Smart, burning with anger at a corrupt system, Blue Jean is a mesmerising, heartbreaking movie that's more than just its stylish New Order needle drop but it's own thing, a rare marvel - a powerful character driven performance from the broken Jean; played by Rosy Mcewan, caught between two worlds - a lesbian teacher living under the threat of section 28, and her life of liberation, of freedom within the LGBTQ+, community, like a deer in the headlights.
It's a personal story as Jean's forced into a decision where she has to make a choice and it's not one that everyone thinks that they would make were they in her shoes; the context of the time surrounds her and it becomes all the more heartbreaking because she makes that choice: alone, isolated - making a bad situation ten times worse through no fault of her own - nobody should have been placed in that position - yet Jean is, so she survives - as she must. The film makes such a great double feature with All the Beauty and the Bloodshed because it thrives; showing different ways how as it pushes against the system and fights it - the system fighting back at the same time - never opting for the easy way out and always making life more difficult for itself with the most uncompromising results possible.
Social vs. economic survival is a difficult choice at the best of times and the film takes that decision out of Jean's hands in a powerful; turbulent relationship that upends her lifestyle.

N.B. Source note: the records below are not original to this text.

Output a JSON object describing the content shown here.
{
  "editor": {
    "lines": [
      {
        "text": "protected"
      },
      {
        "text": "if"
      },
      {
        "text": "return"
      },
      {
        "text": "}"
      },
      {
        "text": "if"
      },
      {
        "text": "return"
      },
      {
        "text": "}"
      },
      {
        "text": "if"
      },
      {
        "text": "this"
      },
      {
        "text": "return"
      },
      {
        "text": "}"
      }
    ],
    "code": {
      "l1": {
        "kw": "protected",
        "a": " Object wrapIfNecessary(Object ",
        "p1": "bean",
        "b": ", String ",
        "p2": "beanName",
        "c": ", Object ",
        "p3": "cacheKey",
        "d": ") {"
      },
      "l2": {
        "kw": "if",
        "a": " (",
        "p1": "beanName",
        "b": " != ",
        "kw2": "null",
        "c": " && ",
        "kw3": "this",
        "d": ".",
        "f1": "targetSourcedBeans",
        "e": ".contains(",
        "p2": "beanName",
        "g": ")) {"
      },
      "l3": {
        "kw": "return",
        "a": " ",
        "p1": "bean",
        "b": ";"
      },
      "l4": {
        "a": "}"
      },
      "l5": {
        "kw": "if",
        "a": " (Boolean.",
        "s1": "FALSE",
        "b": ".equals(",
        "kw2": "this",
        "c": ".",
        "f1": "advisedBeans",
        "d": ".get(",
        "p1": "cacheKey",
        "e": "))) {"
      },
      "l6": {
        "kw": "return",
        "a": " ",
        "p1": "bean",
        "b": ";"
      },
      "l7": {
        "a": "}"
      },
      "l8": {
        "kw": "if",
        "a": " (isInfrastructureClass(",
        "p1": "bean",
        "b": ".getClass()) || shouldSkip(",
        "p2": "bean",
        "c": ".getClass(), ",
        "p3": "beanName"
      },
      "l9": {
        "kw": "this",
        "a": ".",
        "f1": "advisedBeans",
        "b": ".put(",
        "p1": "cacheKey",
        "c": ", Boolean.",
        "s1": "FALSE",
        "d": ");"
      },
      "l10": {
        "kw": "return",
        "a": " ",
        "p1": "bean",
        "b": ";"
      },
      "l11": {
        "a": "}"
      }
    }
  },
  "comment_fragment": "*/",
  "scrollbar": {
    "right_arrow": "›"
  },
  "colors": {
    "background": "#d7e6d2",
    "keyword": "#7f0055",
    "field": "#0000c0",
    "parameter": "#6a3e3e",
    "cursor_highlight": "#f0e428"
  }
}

It's a film that ultimately deserves to rank up there with the great British social realist films of its age - we got a string of them in the middle of lockdowns, Make Up, Perfect 10 and Lynn + Lucy; but few since - Blue Jean is a welcome return to form with the most emotionally devastating character arcs since Aftersun - rage for the ugly side of history quietly burning underneath, waiting to be heard.
Let Thatcher burn in hell for what she did, really.